Activists are hoping to turn the rapper's case into a landmark challenge to laws limiting free speech in a country where a tug-of-war is going on between revolutionaries pushing for greater civil liberties and forces that want to preserve authoritarian aspects of the ancien regime.

Tunisia is known as the birthplace of the Arab Spring protest movement, the mass uprisings that began in 2011 and whose convulsions continue today for Tunisia, Egypt, Yemen, Libya and, of course, Syria. While Tunisia is generally considered the smoothest so far of the transitions from authoritarian rule, the North African nation is still plagued by religious, ideological and other divisions that hinder a full transition to democratic rule.

Here's some more background on Klay BBJ's case, via Human Rights Watch:

The charges against Ahmed Ben Ahmed, who is known as Klay BBJ, and another rapper, Alaa Eddine Yaakoubi, better known as Weld El 15 (“The 15-Year-Old Boy” in Tunisian Arabic), stem from their performance on August 22 at the International Festival of Hammamet, which included songs critical of the police and of the authorities.Shortly after the performance, police assaulted the two rappers, arrested them, and held them for several hours, and then released them pending an investigation. The district court of Hammamet convicted them a week later on charges of “insulting the police,” defamation of public officials, and harming public morals, under articles 125, 226 bis, and 247 of the penal code.

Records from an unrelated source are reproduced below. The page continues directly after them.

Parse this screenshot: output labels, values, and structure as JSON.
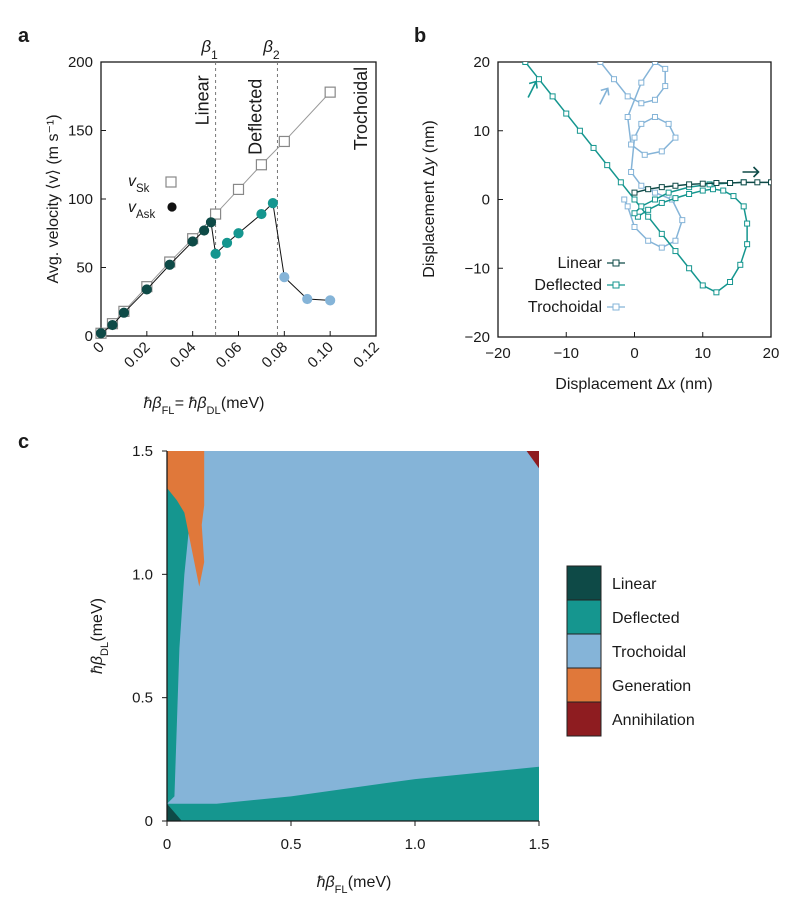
{
  "colors": {
    "linear": "#0e4a47",
    "deflected": "#15968f",
    "trochoidal": "#85b4d8",
    "generation": "#e0783a",
    "annihilation": "#8e1c20",
    "sk": "#888888",
    "ask": "#111111",
    "axis": "#1a1a1a"
  },
  "chart_data": [
    {
      "panel": "a",
      "type": "line",
      "xlabel": "ħβ_FL = ħβ_DL (meV)",
      "ylabel": "Avg. velocity ⟨v⟩ (m s⁻¹)",
      "xlim": [
        0,
        0.12
      ],
      "ylim": [
        0,
        200
      ],
      "xticks": [
        0,
        0.02,
        0.04,
        0.06,
        0.08,
        0.1,
        0.12
      ],
      "xtick_labels": [
        "0",
        "0.02",
        "0.04",
        "0.06",
        "0.08",
        "0.10",
        "0.12"
      ],
      "yticks": [
        0,
        50,
        100,
        150,
        200
      ],
      "ytick_labels": [
        "0",
        "50",
        "100",
        "150",
        "200"
      ],
      "vlines": [
        {
          "x": 0.05,
          "label": "β",
          "sub": "1"
        },
        {
          "x": 0.077,
          "label": "β",
          "sub": "2"
        }
      ],
      "region_labels": [
        {
          "text": "Linear",
          "x": 0.047,
          "y": 172,
          "regime": "linear"
        },
        {
          "text": "Deflected",
          "x": 0.07,
          "y": 160,
          "regime": "deflected"
        },
        {
          "text": "Trochoidal",
          "x": 0.116,
          "y": 166,
          "regime": "trochoidal"
        }
      ],
      "legend": [
        {
          "name": "v",
          "sub": "Sk",
          "marker": "open-square",
          "color": "sk"
        },
        {
          "name": "v",
          "sub": "Ask",
          "marker": "filled-circle",
          "color": "ask"
        }
      ],
      "series": [
        {
          "name": "v_Sk",
          "marker": "open-square",
          "x": [
            0,
            0.005,
            0.01,
            0.02,
            0.03,
            0.04,
            0.05,
            0.06,
            0.07,
            0.08,
            0.1
          ],
          "y": [
            2,
            9,
            18,
            36,
            54,
            71,
            89,
            107,
            125,
            142,
            178
          ]
        },
        {
          "name": "v_Ask",
          "marker": "filled-circle",
          "x": [
            0,
            0.005,
            0.01,
            0.02,
            0.03,
            0.04,
            0.045,
            0.048,
            0.05,
            0.055,
            0.06,
            0.07,
            0.075,
            0.08,
            0.09,
            0.1
          ],
          "y": [
            2,
            8,
            17,
            34,
            52,
            69,
            77,
            83,
            60,
            68,
            75,
            89,
            97,
            43,
            27,
            26
          ],
          "regimes": [
            "linear",
            "linear",
            "linear",
            "linear",
            "linear",
            "linear",
            "linear",
            "linear",
            "deflected",
            "deflected",
            "deflected",
            "deflected",
            "deflected",
            "trochoidal",
            "trochoidal",
            "trochoidal"
          ]
        }
      ]
    },
    {
      "panel": "b",
      "type": "line",
      "xlabel": "Displacement Δx (nm)",
      "ylabel": "Displacement Δy (nm)",
      "xlim": [
        -20,
        20
      ],
      "ylim": [
        -20,
        20
      ],
      "xticks": [
        -20,
        -10,
        0,
        10,
        20
      ],
      "xtick_labels": [
        "−20",
        "−10",
        "0",
        "10",
        "20"
      ],
      "yticks": [
        -20,
        -10,
        0,
        10,
        20
      ],
      "ytick_labels": [
        "−20",
        "−10",
        "0",
        "10",
        "20"
      ],
      "legend": [
        {
          "name": "Linear",
          "regime": "linear"
        },
        {
          "name": "Deflected",
          "regime": "deflected"
        },
        {
          "name": "Trochoidal",
          "regime": "trochoidal"
        }
      ],
      "series": [
        {
          "name": "Linear",
          "x": [
            0,
            2,
            4,
            6,
            8,
            10,
            12,
            14,
            16,
            18,
            20
          ],
          "y": [
            1,
            1.5,
            1.8,
            2.0,
            2.2,
            2.3,
            2.4,
            2.4,
            2.5,
            2.5,
            2.5
          ]
        },
        {
          "name": "Deflected",
          "x": [
            -16,
            -14,
            -12,
            -10,
            -8,
            -6,
            -4,
            -2,
            0,
            2,
            4,
            6,
            8,
            10,
            12,
            14,
            15.5,
            16.5,
            16.5,
            16,
            14.5,
            13,
            11.5,
            10,
            8,
            6,
            4,
            2,
            0.5,
            0,
            1,
            3,
            5,
            8,
            11,
            14,
            16
          ],
          "y": [
            20,
            17.5,
            15,
            12.5,
            10,
            7.5,
            5,
            2.5,
            0,
            -2.5,
            -5,
            -7.5,
            -10,
            -12.5,
            -13.5,
            -12,
            -9.5,
            -6.5,
            -3.5,
            -1,
            0.5,
            1.3,
            1.5,
            1.3,
            0.8,
            0.2,
            -0.5,
            -1.5,
            -2.5,
            -2,
            -1,
            0,
            1,
            1.8,
            2.2,
            2.4,
            2.5
          ]
        },
        {
          "name": "Trochoidal",
          "x": [
            -5,
            -3,
            -1,
            1,
            3,
            4.5,
            4.5,
            3,
            1,
            -1,
            -0.5,
            1.5,
            4,
            6,
            5,
            3,
            1,
            0,
            -0.5,
            1,
            3,
            5.5,
            7,
            6,
            4,
            2,
            0,
            -1,
            -1.5
          ],
          "y": [
            20,
            17.5,
            15,
            14,
            14.5,
            16.5,
            19,
            20,
            17,
            12,
            8,
            6.5,
            7,
            9,
            11,
            12,
            11,
            9,
            4,
            2,
            1,
            0,
            -3,
            -6,
            -7,
            -6,
            -4,
            -1,
            0
          ]
        }
      ],
      "arrows": [
        {
          "regime": "deflected",
          "x": -15,
          "y": 16
        },
        {
          "regime": "trochoidal",
          "x": -4.5,
          "y": 15
        },
        {
          "regime": "linear",
          "x": 17,
          "y": 4
        }
      ]
    },
    {
      "panel": "c",
      "type": "heatmap",
      "xlabel": "ħβ_FL (meV)",
      "ylabel": "ħβ_DL (meV)",
      "xlim": [
        0,
        1.5
      ],
      "ylim": [
        0,
        1.5
      ],
      "xticks": [
        0,
        0.5,
        1.0,
        1.5
      ],
      "xtick_labels": [
        "0",
        "0.5",
        "1.0",
        "1.5"
      ],
      "yticks": [
        0,
        0.5,
        1.0,
        1.5
      ],
      "ytick_labels": [
        "0",
        "0.5",
        "1.0",
        "1.5"
      ],
      "categories": [
        "Linear",
        "Deflected",
        "Trochoidal",
        "Generation",
        "Annihilation"
      ],
      "regimes": [
        "linear",
        "deflected",
        "trochoidal",
        "generation",
        "annihilation"
      ],
      "regions": [
        {
          "regime": "trochoidal",
          "note": "background, most of the map"
        },
        {
          "regime": "deflected",
          "boundary_x": [
            0,
            0.2,
            0.5,
            1.0,
            1.5
          ],
          "boundary_y": [
            0.07,
            0.07,
            0.1,
            0.17,
            0.22
          ]
        },
        {
          "regime": "deflected",
          "strip_left_of": [
            0.03,
            0.04,
            0.05,
            0.07,
            0.1
          ],
          "strip_y": [
            0.1,
            0.4,
            0.7,
            1.0,
            1.3
          ]
        },
        {
          "regime": "generation",
          "x_range": [
            0,
            0.15
          ],
          "y_range": [
            0.95,
            1.5
          ]
        },
        {
          "regime": "annihilation",
          "x_range": [
            1.45,
            1.5
          ],
          "y_range": [
            1.43,
            1.5
          ]
        },
        {
          "regime": "linear",
          "x_range": [
            0,
            0.06
          ],
          "y_range": [
            0,
            0.07
          ]
        }
      ]
    }
  ]
}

The court had failed to notify the two of their trial in advance and convicted them in absentia, Ghazi Merabet, a lawyer for the rappers, told Human Rights Watch. On September 18, Klay BBJ exercised his right to have a new trial with him in the courtroom. At that trial, on September 26, the same tribunal sentenced him to six months in prison on the same charges. He spent three weeks in prison before his October 17 release.